Let’s assume a $20 million purchase price and look at who gets paid at the closing. First, let’s clear up a common misperception. When you sell your company for $20 million, you won’t get $20 million at the closing, even if the buyer is offering “all-cash-at-close.” That’s because all buyers will require an escrow. This protects them, post-close, for unseen liabilities, such as an unexpected lawsuit that pops up. GF Data tracks the escrow amounts for deals of all sizes, and for deals valued at up to $25 million, a typical escrow is 7.6% of the deal value; the money may be held for up to 16 months. A $20 million deal means a $1,520,000 escrow. Your $20 million just went to $18,480,000 at close.

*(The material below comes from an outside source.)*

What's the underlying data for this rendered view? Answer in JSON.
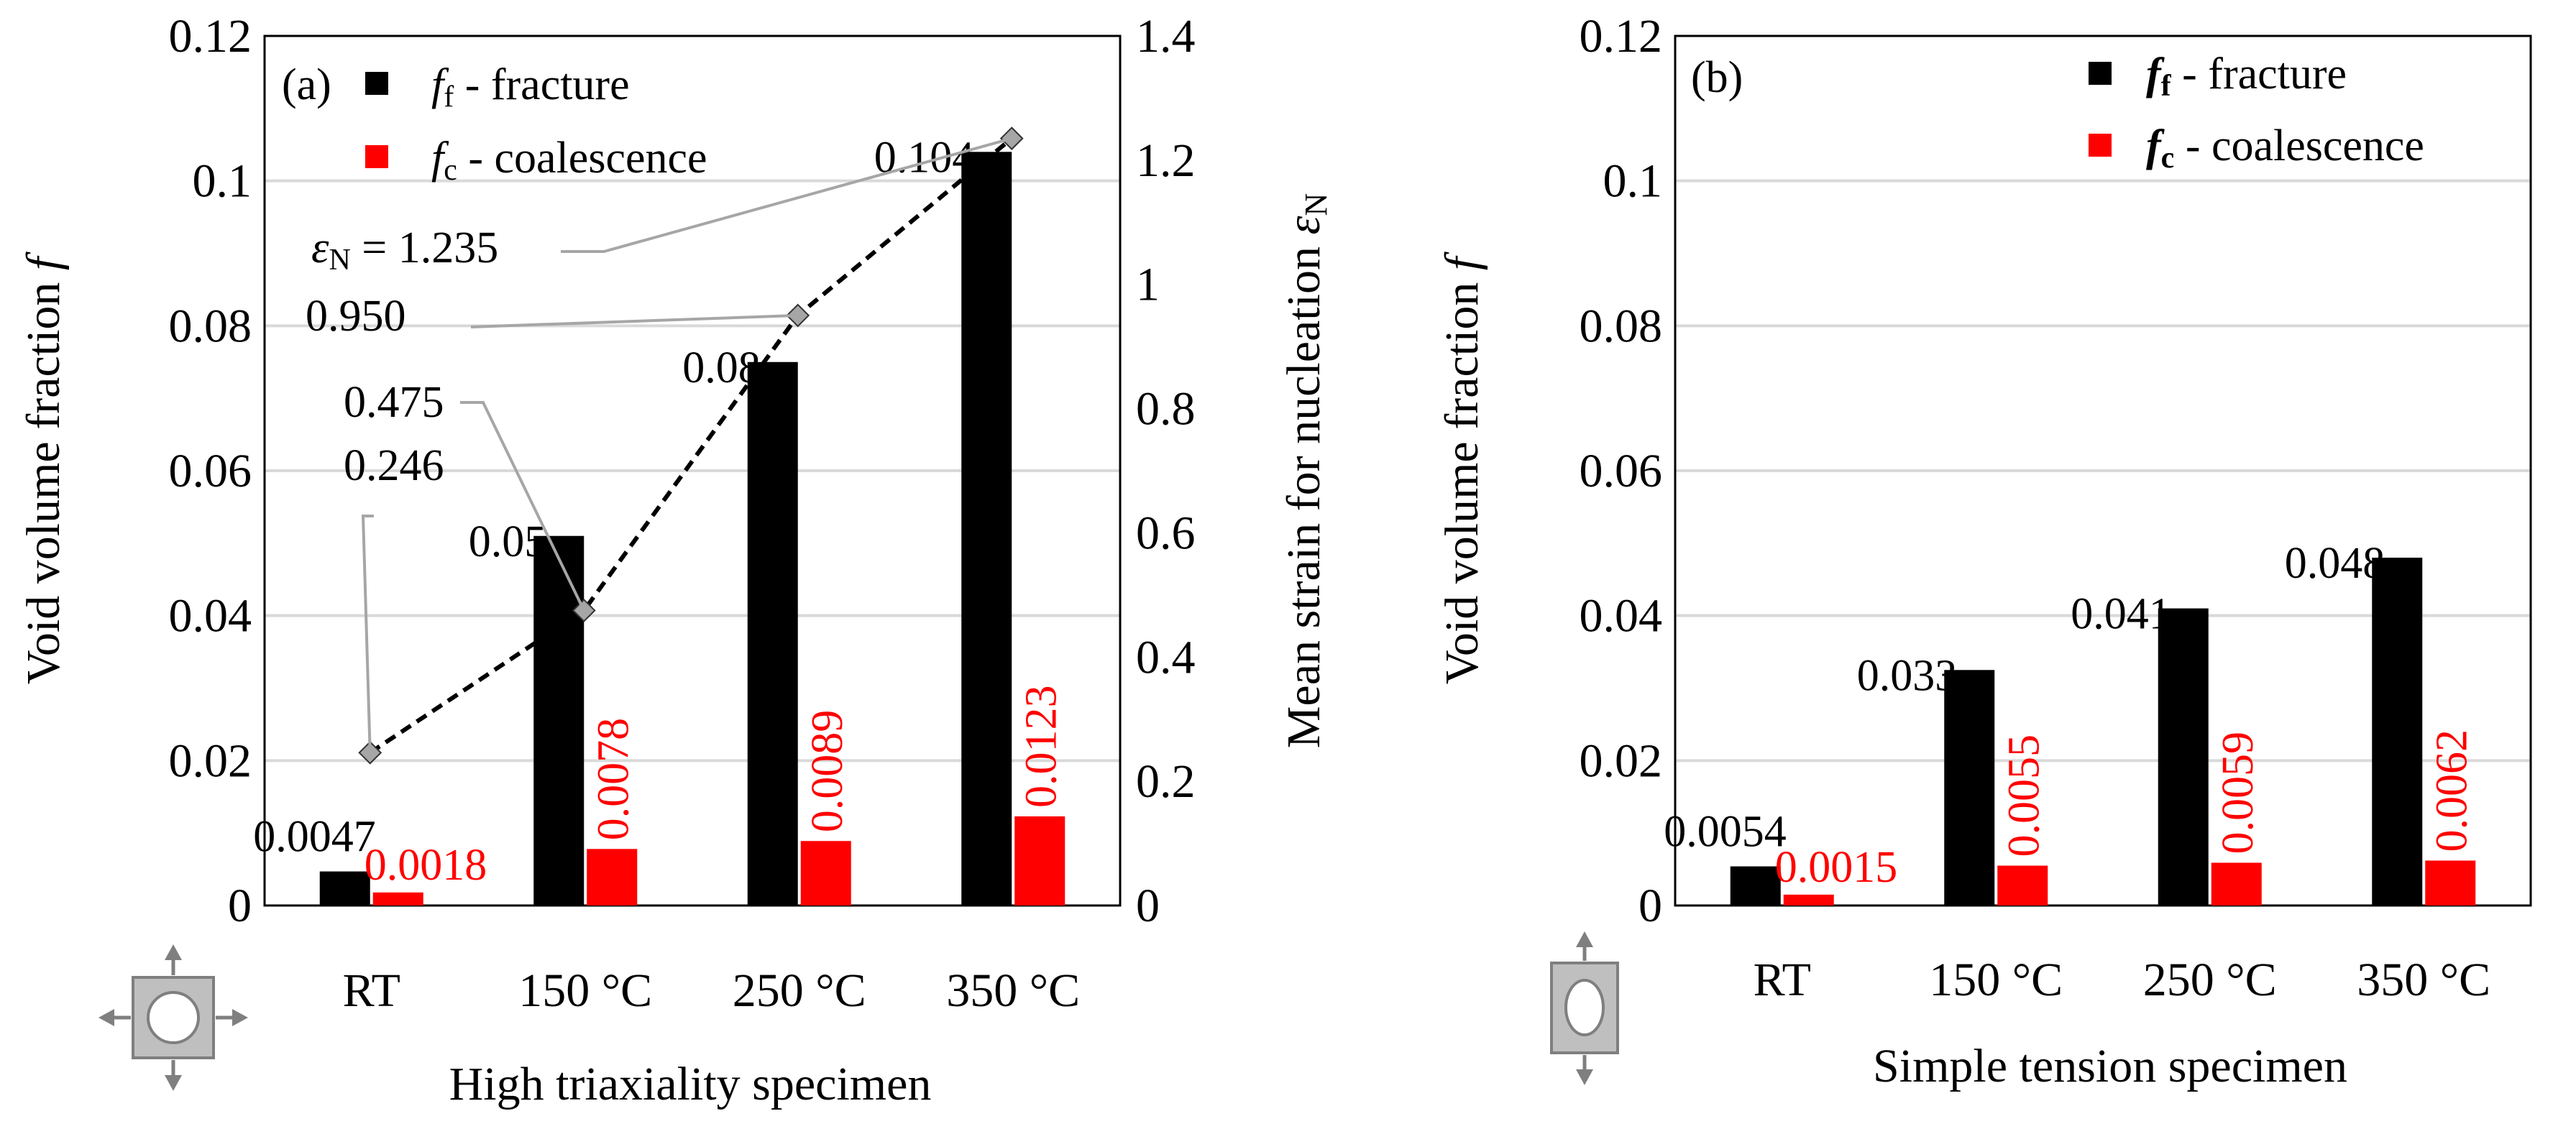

In deals that are not all-cash, it’s common for buyers to ask for sellers to take shares in the NewCo created by the acquisition (or the NewCo you are joining upon acquisition). Many buyers ask for 20% of the deal value in a “share roll.” Take 20% of $20 million, and the $20 million is reduced by another $4 million. (Note: You are often not required to accept share rolls, so don’t assume it’s mandatory in your deal.) After the escrow and share roll are deducted from the $20 million purchase price (and we’re assuming there’s no earn-out or seller’s note in our example), there are other charges to settle at closing, and these are part of the waterfall. Specifically, the long-term debt needs to be paid off, as well as any debt to shareholders. Then, various service providers need to get paid at the closing too. These include the fees paid for any CPA services associated with the sale (assume $5k) and the fees paid to any real estate attorneys that work on the real estate leases (assume $5k). There will also be fees owed to the transaction attorney you retained (assume $25k) to work through the documentation of your deal (e.g. review of the LOI, the purchase agreement, the disclosure schedules, etc.). Finally, there is the fee paid to your investment banker (5% of the deal value is typical) whose tireless efforts prepared your company for sale, found the buyer, and helped sustain the appropriate momentum to get the deal over the line…and closed.

In a deal involving the fees cited above, the waterfall would look like the one below.

Ask your investment banker to generate the waterfall scenario. With it, you’ll have a clear understanding of how deal proceeds are distributed and to whom; all funds are paid by wire. Then, after you see the allocation of funds, you’ll have more time to focus on the taxes!